Savvy:危険なアクションを起こしそうなユーザーに対してポップアップでアラートなどを出す。SaaSのセキュリティに注力
Socket:サプライチェーン攻撃を防ぐために危険なソフトウェアなどを自動的にブロックするなどを行う
-Crypto
今年に限ってはCrypto winterと呼ばれるようにそこまで大きな調達はなかった。ただ着々と主にProtocolLayarなどは昨年などに多く調達したところも多いので、技術進捗は進んでいるはず。クロスチェーン周りがより整ってくるとBlockchainのユースケースはまだまだ伸びる余地があると個人的には捉えている。

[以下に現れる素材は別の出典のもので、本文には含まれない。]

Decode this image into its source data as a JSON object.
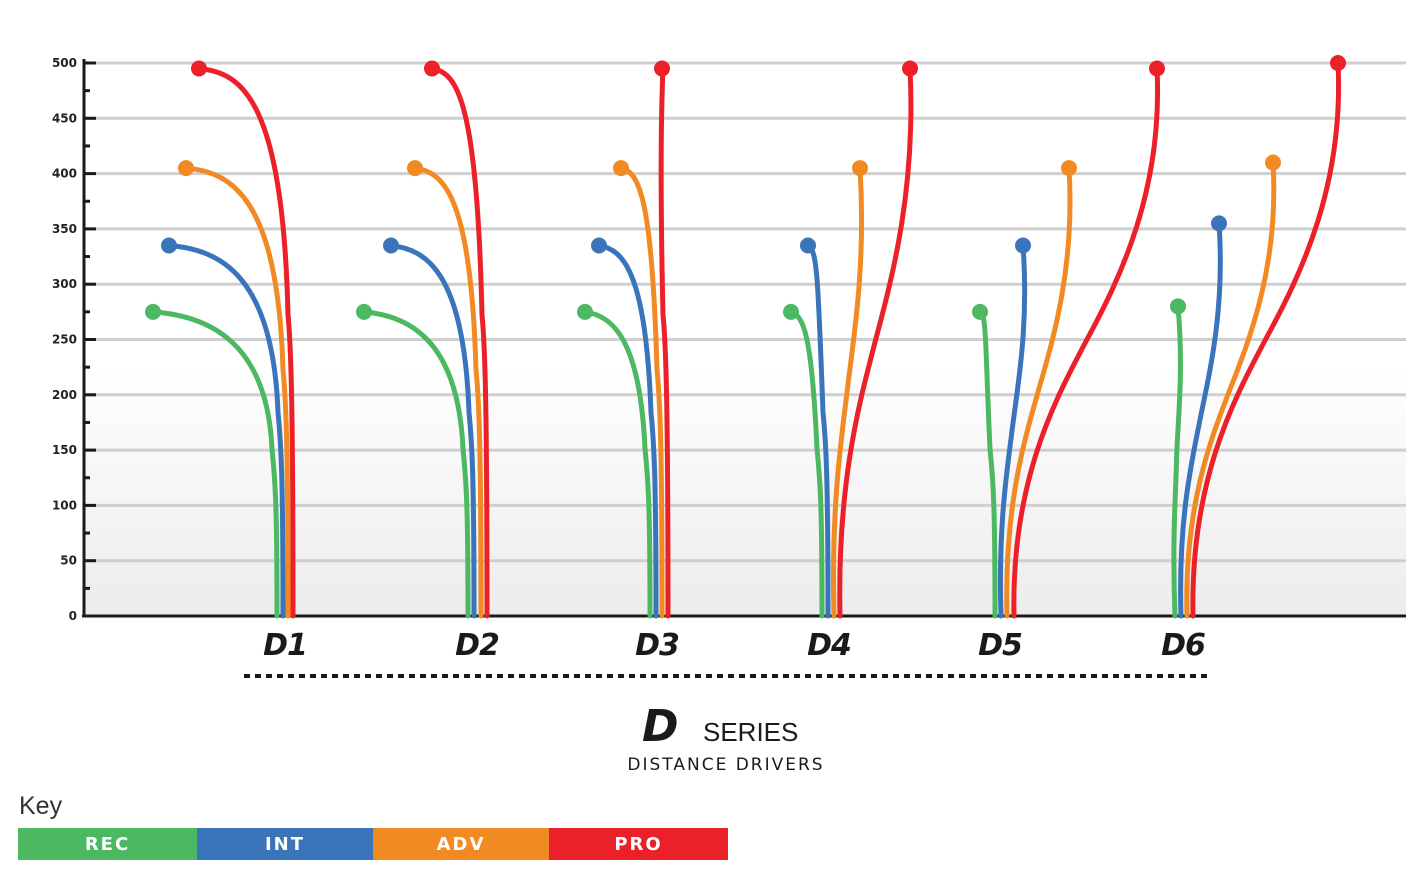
{
  "chart_data": {
    "type": "line",
    "ylim": [
      0,
      500
    ],
    "y_ticks": [
      0,
      50,
      100,
      150,
      200,
      250,
      300,
      350,
      400,
      450,
      500
    ],
    "grid": true,
    "categories": [
      "D1",
      "D2",
      "D3",
      "D4",
      "D5",
      "D6"
    ],
    "highlight_category": "D2",
    "series": [
      {
        "name": "REC",
        "color": "#4CB862",
        "values": [
          275,
          275,
          275,
          275,
          275,
          280
        ]
      },
      {
        "name": "INT",
        "color": "#3A74BA",
        "values": [
          335,
          335,
          335,
          335,
          335,
          355
        ]
      },
      {
        "name": "ADV",
        "color": "#F28A24",
        "values": [
          405,
          405,
          405,
          405,
          405,
          410
        ]
      },
      {
        "name": "PRO",
        "color": "#EC2028",
        "values": [
          495,
          495,
          495,
          495,
          495,
          500
        ]
      }
    ]
  },
  "brand": {
    "mark": "D",
    "word": "SERIES",
    "subtitle": "DISTANCE DRIVERS"
  },
  "key": {
    "title": "Key",
    "items": [
      {
        "label": "REC",
        "color": "#4CB862"
      },
      {
        "label": "INT",
        "color": "#3A74BA"
      },
      {
        "label": "ADV",
        "color": "#F28A24"
      },
      {
        "label": "PRO",
        "color": "#EC2028"
      }
    ]
  },
  "colors": {
    "highlight": "#7DBF3F",
    "axis": "#1a1a1a",
    "grid": "#cfcfcf"
  }
}
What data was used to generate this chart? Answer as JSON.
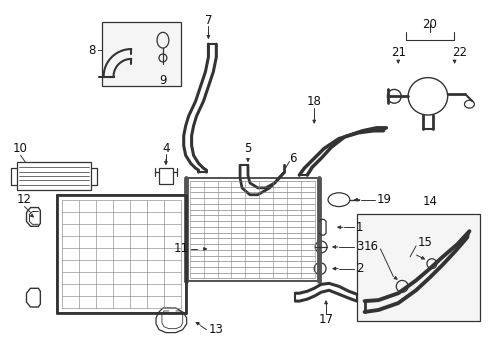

今回はCryptoに特化したファンドをリサーチVCに入れてなかったが、このあたりはまだまだOpportunityがあるはずで、別途リサーチしたい。
・Protocol
BlockchainにおいてはまだまだProtocol Layerの課題が大きい。スケーラビリティの問題であったり、マルチチェーン・クロスチェーンの問題であったりする。Polkadotのパラチェーンであったり、CosomosのIBCであったりと開発方法は様々なものを考えてはいるが、このあたりの実装・進捗がこの数年は進むのではないかと思う。
MattersLabs:イーサのLayer2であるzkSyncを開発。Optimistic rollup・Polygonなどと同じくzk-rollup によってガス代問題について取り組んでいる
Layerzero:名の如くLayer1より下階層を想定し、マルチチェーンに対応できるプロトコルを開発。オラクルとリレイヤーとエンドポイントで、チェーンからチェーンの情報を確認
StoryProtocol:”IPのためのGit”を目指している。IPをBlockchainで管理するという目的であり野心的であるし、GenerativeAIの時代に合っていると思う。個人的に注目しているが、まだ実態が掴めていない
・NFT
NFTIPは現状は一段落していると思う、ただまだまだこの分野は個人的にはまだ見ぬユースケースがあるとおもっており、上記のProtocolの進捗と共に面白いものがあるのではないかと期待している。
Sound:アーティストが新曲にNFTをタグ付けして販売することができる
-EV/自動運転/Robotics
若干このあたりは中国との競争であり対立においてのトレンドでもあるとは思うが、EVへの補助金含めたものが後押しとなっておりこのあたりにおいてもいくつかスタートアップがお金を集めている
純粋にSF感としてはこのあたりは個人的な好みではあるので、もっと変化が加速し想像を超えた未来をつくってほしい
Pebble:iPhoneのようなモダンなデザインのEVをつくる
Mobilyze.ai:充電ステーションを事業主が簡単かつ手頃な価格で設置できるサービス
StackAV:自動運転トラック開発
Collaborative robotics:元Amazon副社長が、共感を原動力とする新しいタイプのロボット企業を創設。どういうものが出てくるか期待
ということで、一旦ざっと自分のしたリサーチの中で気になった企業をもとにテーマを抽象化してみた。まあ当たり前なトレンドだなというものが多い中ではあるので、少しつまらなかったかもしれない・・
冒頭にも記載したが、よりEdgeなものを調べるとしたらUSのSeedファンドやアクセラレーターなどを参照したほうが良さそう。ここで紹介したものは大半はPMFは終わっている企業が多いとは思うので起業のヒントにどこまでなるかは難しい。
今回はリサーチしきれなかったが、Climate系やBioなどはまだまだ面白い企業があるはずで、ここで取り上げたのも一例として考えていただければ幸い。
より日本からも面白い・社会を大きく変える企業がでることを目指して頑張りたい。